Antidarkness is the social disregard for dark bodies and the denial of dark people’s existence and humanity. When White students attend nearly all-White schools, intentionally removed from America’s darkness to reinforce White dominance, that is antidarkness. When dark people are present in school curriculums as unfortunate circumstances of history, that is antidarkness. When schools are filled with White faces in positions of authority and dark faces in the school’s help staff, that is antidarkness. The idea that dark people have had no impact on history or the progress of mankind is one of the foundational ideas of White supremacy. Denying dark people’s existence and contributions to human progress relegates dark folx to being takers and not cocreators of history or their lives…

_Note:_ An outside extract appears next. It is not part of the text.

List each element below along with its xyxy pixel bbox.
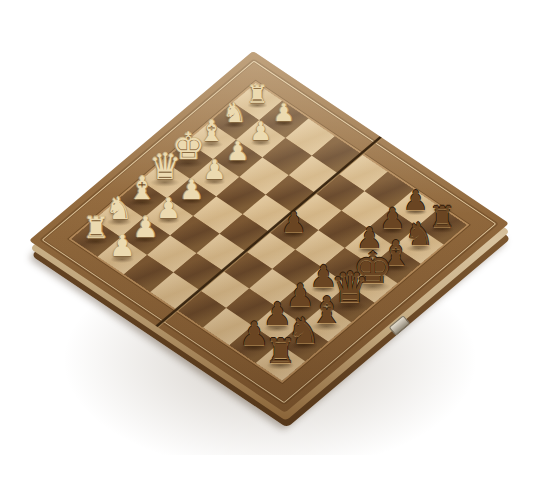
chess-set-photo: ♜♟♞♟♝♟♚♟♛♟♝♟♟♞♜♟♟♟♜♞♟♟♝♚♟♛♟♝♟♞♟♜ <box>0 0 540 500</box>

…What is astonishing is that through all the suffering the dark body endures, there is joy, Black joy. I do not mean the type of fabricated and forced joy found in a Pepsi commercial. I am talking about joy that originates in resistance, joy that is discovered in making a way out of no way, joy that is uncovered when you know how to love yourself and others, joy that comes from relieving pain, joy that is generated in music and art that puts words and/or images to your life’s greatest challenges and pleasures and joy in teaching from a place of resistance, agitation, purpose, justice, love and mattering.